The combined platform’s approximately 160 events provide a meaningful starting point. If Apollo can identify common infrastructure across those events while preserving market-specific expertise, it could create operating leverage. Shared technology, centralized data, integrated sales, improved pricing, and stronger sponsor analytics could lift margins. Add-on acquisitions could expand the platform further.
But success will depend on execution. B2B events are relationship businesses. They require deep understanding of industries, communities, timing, venue strategy, customer needs, and content relevance. A scaled platform can provide resources, but the day-to-day value is created by teams that know their markets.
This is where Apollo’s choice of leadership and operating model will be critical. The combined company will need executives who understand both events and digital transformation. It will need to invest in technology without losing sight of the human side of the business. It will need to pursue acquisitions strategically rather than simply buying scale for scale’s sake.
The deal also arrives during a moment when private equity firms are looking for growth assets that are not solely dependent on financial engineering. Higher interest rates, tighter credit markets, and greater scrutiny of leverage have made operational value creation more important. Sponsors need businesses where revenue growth, margin improvement, and strategic consolidation can drive returns.
B2B events may offer that kind of opportunity if the platform is strong enough.
The sector’s recovery after COVID-19 has already demonstrated that demand for in-person engagement remains resilient. The next question is whether sponsors like Apollo can transform that recovery into a higher-quality, more diversified, digitally enabled business model. Emerald and Questex give Apollo a large base from which to try.
For HedgeCo.Net readers, the transaction underscores several themes shaping alternatives in 2026.
First, private equity continues to pursue platform creation in fragmented industries. Apollo is not merely buying assets; it is assembling a category leader.
Second, real-world experiences remain valuable even as AI and digital tools reshape business behavior. In some cases, digital saturation may increase the value of trusted in-person networks.
Third, the line between events, media, data, and commerce is blurring. The most valuable B2B platforms may be those that can connect communities year-round and monetize engagement across multiple channels.
Fourth, alternative managers are still finding opportunities outside the most obvious sectors. While much of the market focuses on AI infrastructure, private credit, and energy transition, Apollo’s events deal shows that sponsors are also looking for businesses with durable communities and consolidation potential.

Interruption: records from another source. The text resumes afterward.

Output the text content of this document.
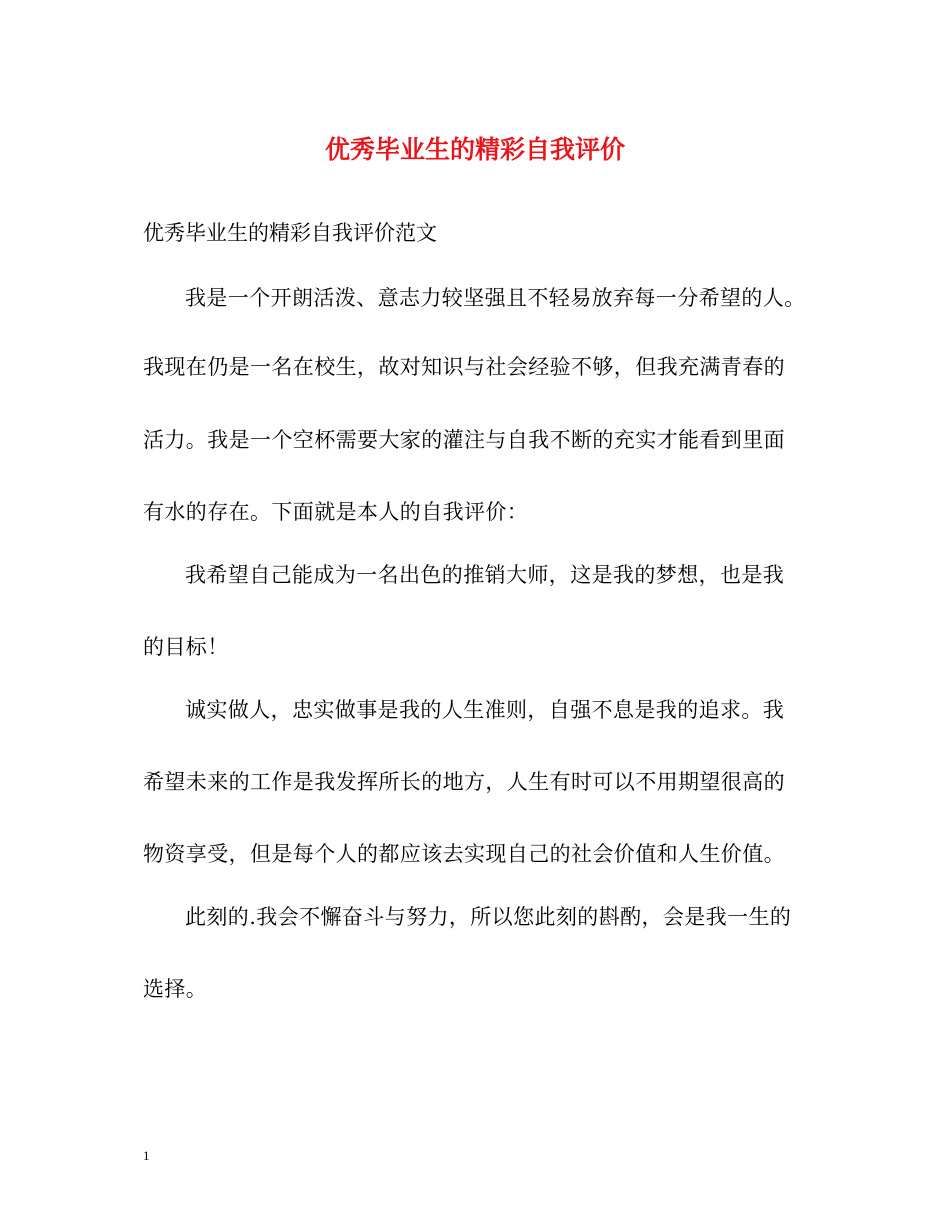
优秀毕业生的精彩自我评价
优秀毕业生的精彩自我评价范文
我是一个开朗活泼、意志力较坚强且不轻易放弃每一分希望的人。
我现在仍是一名在校生，故对知识与社会经验不够，但我充满青春的
活力。我是一个空杯需要大家的灌注与自我不断的充实才能看到里面
有水的存在。下面就是本人的自我评价：
我希望自己能成为一名出色的推销大师，这是我的梦想，也是我
的目标！
诚实做人，忠实做事是我的人生准则，自强不息是我的追求。我
希望未来的工作是我发挥所长的地方，人生有时可以不用期望很高的
物资享受，但是每个人的都应该去实现自己的社会价值和人生价值。
此刻的.我会不懈奋斗与努力，所以您此刻的斟酌，会是我一生的
选择。
1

Finally, the transaction reflects Apollo’s broader appetite for complex, scaled, strategic investments that can become platforms for future growth.
The acquisition of Emerald and Questex is therefore more than a media-sector deal. It is a bet on how businesses will connect, sell, learn, and transact in an increasingly fragmented world. Apollo is wagering that the future of B2B engagement is not purely digital and not purely physical. It is hybrid, data-enabled, community-driven, and increasingly valuable to companies trying to reach targeted audiences.
If that thesis proves correct, the combined Emerald-Questex platform could become a significant asset in a market that still has room for consolidation.
For now, Apollo has made a clear statement. The firm sees B2B events as a scalable alternative investment opportunity. It sees live experiences as durable business infrastructure. And it sees the combination of Emerald and Questex as a platform capable of leading the next phase of growth in North American business events.
In an era when capital is chasing AI, data centers, private credit, and tokenization, Apollo’s move into live events may appear unconventional. But that is precisely what makes it interesting. The deal reflects a sophisticated private equity thesis: as business becomes more digital, the most valuable in-person networks may become even harder to replicate.
Apollo is not just buying trade shows.
It is buying the marketplaces where industries meet.